AgencyGP is a plug-in to the Alias|Wavefront Maya package that uses genetic programming techniques to explore spatial constructs through the evolution of three-dimensional designs. Its software structure is noteworthy for its integration into a high-end three dimensional modeling environment, its allowance for direct user manipulation of the evolutionary process, and its agent-based evaluation of design fitness.
What is Genetic Programming?
Genetic Programming is a methodology for machine learning that grew out of the field of genetic algorithms. The genetic algorithm [GA] model takes as its organizing metapho, the biological processes of evolution. The system begins by creating a population of "individuals", each represented by a "genotype." In the case of GA, the genotype typically consists of a fixed-length string of symbols, which can be decoded and expanded into a phenotypic individual in the same way that a biological genotype is phenotypically expressed in an organism. These individuals then undergo a simulated process of evolution (Koza).

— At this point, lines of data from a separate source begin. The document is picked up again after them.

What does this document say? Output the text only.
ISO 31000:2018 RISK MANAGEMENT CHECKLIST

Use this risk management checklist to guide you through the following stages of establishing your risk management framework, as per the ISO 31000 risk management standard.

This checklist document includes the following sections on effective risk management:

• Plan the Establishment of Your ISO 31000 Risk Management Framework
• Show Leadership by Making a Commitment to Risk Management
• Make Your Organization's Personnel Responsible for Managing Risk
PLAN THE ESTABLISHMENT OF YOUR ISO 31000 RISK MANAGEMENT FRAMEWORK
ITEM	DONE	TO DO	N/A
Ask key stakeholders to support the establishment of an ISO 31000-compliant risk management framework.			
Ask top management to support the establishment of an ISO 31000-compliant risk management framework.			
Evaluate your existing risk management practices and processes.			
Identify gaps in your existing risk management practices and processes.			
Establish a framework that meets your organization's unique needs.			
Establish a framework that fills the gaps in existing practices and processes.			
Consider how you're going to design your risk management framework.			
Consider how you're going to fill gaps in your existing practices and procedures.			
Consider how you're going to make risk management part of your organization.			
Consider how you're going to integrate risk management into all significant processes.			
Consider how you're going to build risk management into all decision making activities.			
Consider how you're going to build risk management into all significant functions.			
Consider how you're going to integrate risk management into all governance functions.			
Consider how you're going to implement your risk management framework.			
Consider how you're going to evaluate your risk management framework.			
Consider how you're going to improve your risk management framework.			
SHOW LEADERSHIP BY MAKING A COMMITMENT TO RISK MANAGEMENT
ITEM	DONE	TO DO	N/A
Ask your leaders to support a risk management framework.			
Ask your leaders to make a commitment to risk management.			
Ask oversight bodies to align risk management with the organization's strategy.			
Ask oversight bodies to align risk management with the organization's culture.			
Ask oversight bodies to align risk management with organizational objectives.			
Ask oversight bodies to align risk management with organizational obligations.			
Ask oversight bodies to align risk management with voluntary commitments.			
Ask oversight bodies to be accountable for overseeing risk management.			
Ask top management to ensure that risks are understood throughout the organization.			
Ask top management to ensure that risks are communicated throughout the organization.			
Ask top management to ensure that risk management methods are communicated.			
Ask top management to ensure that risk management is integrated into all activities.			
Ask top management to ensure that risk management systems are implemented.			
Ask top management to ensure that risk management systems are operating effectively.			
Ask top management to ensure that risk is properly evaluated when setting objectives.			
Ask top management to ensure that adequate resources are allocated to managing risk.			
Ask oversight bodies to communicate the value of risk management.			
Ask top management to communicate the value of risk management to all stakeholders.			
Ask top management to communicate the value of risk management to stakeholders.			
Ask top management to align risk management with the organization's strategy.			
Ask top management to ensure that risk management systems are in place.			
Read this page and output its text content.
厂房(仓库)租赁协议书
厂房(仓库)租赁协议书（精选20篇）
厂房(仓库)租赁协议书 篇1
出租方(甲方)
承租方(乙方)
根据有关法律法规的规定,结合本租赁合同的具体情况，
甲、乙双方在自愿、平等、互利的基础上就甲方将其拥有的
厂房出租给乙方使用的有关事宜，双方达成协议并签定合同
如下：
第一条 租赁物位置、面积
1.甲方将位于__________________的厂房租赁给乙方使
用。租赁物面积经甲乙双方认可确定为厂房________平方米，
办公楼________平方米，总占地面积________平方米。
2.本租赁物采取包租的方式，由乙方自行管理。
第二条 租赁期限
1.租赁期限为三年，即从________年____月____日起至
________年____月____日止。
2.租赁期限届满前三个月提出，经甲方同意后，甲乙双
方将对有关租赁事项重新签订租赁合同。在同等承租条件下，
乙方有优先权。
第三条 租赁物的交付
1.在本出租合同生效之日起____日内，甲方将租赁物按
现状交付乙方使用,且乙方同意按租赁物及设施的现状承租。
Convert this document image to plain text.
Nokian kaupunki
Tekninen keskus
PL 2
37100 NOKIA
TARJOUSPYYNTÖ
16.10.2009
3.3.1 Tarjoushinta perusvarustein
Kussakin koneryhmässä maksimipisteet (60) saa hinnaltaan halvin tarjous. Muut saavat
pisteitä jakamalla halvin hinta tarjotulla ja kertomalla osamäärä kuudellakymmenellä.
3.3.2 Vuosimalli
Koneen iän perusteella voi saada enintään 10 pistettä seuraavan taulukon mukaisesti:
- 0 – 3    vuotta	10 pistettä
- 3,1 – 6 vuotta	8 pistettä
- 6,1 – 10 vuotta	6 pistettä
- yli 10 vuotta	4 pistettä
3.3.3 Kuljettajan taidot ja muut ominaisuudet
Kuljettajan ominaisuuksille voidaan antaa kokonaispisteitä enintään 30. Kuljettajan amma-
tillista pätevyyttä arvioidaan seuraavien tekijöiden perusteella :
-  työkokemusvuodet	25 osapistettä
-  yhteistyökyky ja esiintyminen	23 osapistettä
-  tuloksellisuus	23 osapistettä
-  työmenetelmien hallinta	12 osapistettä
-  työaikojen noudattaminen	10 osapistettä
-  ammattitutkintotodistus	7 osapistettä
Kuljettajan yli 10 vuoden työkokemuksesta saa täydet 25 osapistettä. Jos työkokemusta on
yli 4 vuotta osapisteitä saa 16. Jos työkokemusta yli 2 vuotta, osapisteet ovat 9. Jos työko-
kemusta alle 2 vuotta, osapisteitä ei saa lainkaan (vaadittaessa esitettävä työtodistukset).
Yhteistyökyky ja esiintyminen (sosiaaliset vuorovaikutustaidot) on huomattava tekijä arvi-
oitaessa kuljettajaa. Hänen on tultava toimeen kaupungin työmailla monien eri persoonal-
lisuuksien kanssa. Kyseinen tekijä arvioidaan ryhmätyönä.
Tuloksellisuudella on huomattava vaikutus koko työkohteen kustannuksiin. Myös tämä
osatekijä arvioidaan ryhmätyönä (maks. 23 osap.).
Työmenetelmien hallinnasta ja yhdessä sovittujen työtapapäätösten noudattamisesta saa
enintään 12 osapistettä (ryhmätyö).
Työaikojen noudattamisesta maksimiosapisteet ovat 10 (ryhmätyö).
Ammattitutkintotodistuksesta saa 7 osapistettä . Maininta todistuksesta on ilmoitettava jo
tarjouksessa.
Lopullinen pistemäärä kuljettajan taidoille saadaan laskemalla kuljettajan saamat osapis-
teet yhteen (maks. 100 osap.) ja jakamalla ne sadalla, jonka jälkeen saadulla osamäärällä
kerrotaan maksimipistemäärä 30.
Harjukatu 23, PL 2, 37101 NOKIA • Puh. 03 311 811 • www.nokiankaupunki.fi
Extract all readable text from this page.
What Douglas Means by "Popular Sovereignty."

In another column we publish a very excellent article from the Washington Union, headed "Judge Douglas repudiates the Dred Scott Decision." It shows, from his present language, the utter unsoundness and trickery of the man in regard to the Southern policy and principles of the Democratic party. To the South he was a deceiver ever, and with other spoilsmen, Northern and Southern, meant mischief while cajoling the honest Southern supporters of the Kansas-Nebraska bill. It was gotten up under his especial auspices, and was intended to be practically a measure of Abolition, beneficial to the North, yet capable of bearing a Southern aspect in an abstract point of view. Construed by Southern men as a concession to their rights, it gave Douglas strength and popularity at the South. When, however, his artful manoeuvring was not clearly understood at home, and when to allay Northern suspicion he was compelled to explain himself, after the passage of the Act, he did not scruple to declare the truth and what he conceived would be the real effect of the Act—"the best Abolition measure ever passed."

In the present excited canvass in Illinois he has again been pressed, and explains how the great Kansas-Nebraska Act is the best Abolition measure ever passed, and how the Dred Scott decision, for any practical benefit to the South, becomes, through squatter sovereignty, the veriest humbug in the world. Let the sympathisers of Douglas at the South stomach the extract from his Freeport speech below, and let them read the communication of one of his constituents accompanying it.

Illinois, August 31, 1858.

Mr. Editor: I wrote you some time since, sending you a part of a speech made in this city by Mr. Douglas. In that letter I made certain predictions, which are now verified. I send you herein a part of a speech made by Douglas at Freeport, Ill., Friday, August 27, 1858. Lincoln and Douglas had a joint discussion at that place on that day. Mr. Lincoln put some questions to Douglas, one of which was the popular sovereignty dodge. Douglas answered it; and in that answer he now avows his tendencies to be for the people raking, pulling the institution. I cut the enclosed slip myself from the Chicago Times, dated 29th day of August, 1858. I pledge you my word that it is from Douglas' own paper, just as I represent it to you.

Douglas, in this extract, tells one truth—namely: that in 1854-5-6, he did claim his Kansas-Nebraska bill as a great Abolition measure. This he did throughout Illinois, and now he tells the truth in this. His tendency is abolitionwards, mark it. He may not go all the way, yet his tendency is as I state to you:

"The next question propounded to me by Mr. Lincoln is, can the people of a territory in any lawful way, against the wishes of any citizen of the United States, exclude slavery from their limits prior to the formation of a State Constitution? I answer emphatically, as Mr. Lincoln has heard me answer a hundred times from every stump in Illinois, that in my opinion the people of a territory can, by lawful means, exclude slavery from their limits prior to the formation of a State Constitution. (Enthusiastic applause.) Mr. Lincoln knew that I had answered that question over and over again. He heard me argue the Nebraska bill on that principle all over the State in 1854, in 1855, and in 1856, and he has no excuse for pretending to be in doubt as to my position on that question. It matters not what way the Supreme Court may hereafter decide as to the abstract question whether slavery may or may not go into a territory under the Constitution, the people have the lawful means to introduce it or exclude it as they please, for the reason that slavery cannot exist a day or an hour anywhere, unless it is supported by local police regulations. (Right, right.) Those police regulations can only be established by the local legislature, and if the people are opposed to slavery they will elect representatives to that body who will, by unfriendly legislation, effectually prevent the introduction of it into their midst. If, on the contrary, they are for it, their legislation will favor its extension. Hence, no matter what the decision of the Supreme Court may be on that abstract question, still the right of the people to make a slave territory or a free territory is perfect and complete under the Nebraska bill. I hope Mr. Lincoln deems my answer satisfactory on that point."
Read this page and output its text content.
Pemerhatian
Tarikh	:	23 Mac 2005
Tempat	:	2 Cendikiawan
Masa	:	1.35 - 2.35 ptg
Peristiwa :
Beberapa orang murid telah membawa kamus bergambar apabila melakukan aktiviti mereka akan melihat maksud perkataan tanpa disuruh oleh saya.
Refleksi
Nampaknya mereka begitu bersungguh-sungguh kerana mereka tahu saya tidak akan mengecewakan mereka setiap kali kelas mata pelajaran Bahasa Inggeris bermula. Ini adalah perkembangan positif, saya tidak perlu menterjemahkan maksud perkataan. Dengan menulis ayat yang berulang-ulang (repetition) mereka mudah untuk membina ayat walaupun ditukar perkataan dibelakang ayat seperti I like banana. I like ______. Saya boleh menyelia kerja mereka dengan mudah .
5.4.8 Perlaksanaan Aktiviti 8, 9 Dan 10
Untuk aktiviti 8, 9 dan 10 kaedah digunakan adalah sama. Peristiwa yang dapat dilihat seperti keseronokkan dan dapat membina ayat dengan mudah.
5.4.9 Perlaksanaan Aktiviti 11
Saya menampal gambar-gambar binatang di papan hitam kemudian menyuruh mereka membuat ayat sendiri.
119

The natural process of sexual reproduction allows for the recombination of genes from one generation to the next by the "crossing-over" of genetic material. This allows for dramatic differentiation of offspring from parents. An analogous method of crossover occurs within the GA system's population as pairs randomly mix their genotypes to breed a subsequent generation of individuals. Mutation of an individual's genotype is also a common occurrence in reproduction, and it occurs randomly.
However, as in natural selection, not all individuals have an equal probability of transmitting their genes to the next generation. A population of individuals' phenotypes are ranked by their "fitness," and the associated individuals are selected to breed in rough proportion to their fitness ranking. Fitness can be calculated by any consistent measure. In the case of AgencyGP, fitness is derived from the combined efforts of multiple software agents.
The control loop for a GA system begins by creating an initial population of randomly generated genotypes. Then the genotypes are interpreted to produce phenotypes, which are ranked by fitness. A new population is created by the breeding and mutation of individuals, and the old population is discarded. Although all of the genetic operations that produce one generation from the previous are stochastic, the pressure of selection is assertive, and the result of multiple generations is a population that is, on average, far fitter than its predecessors. GA is of wide application to problems of multivariate optimization.
Genetic programming [GP] is an extension of the genetic model, in which the genotype is expressed as a variable-length list or tree of commands in a simple language. The phenotype then represents the execution of those commands. When genomes in GP are mutated and crossed over, commands are inserted or deleted in the genotype or their parameters are changed. Much of the success or failure of an application of GP depends on the design of the internal language that constitutes the genotype. In the case of AgencyGP, we have developed a language that operates on primitive shapes and combines them with others to build up more complicated designs that constitute the individuals in a population.
It is worth noting that typically in a GP system, it is difficult or impossible for a user to halt evolution, directly modify an individual, and resume evolution-a procedure known as "interruption, intervention, and resumption" [IIR]. This is because in languages which contain conditional structures, it is not possible to map changes backwards from phenotype to genotype. The cascade of compounding consequences that determines the course of the genetic program destroys the potential for a one-to-one mapping of genotypic to phenotypic feature. The language we have developed for AGENCY GP, however, is non-branching, simple enough that it will allow for IIR.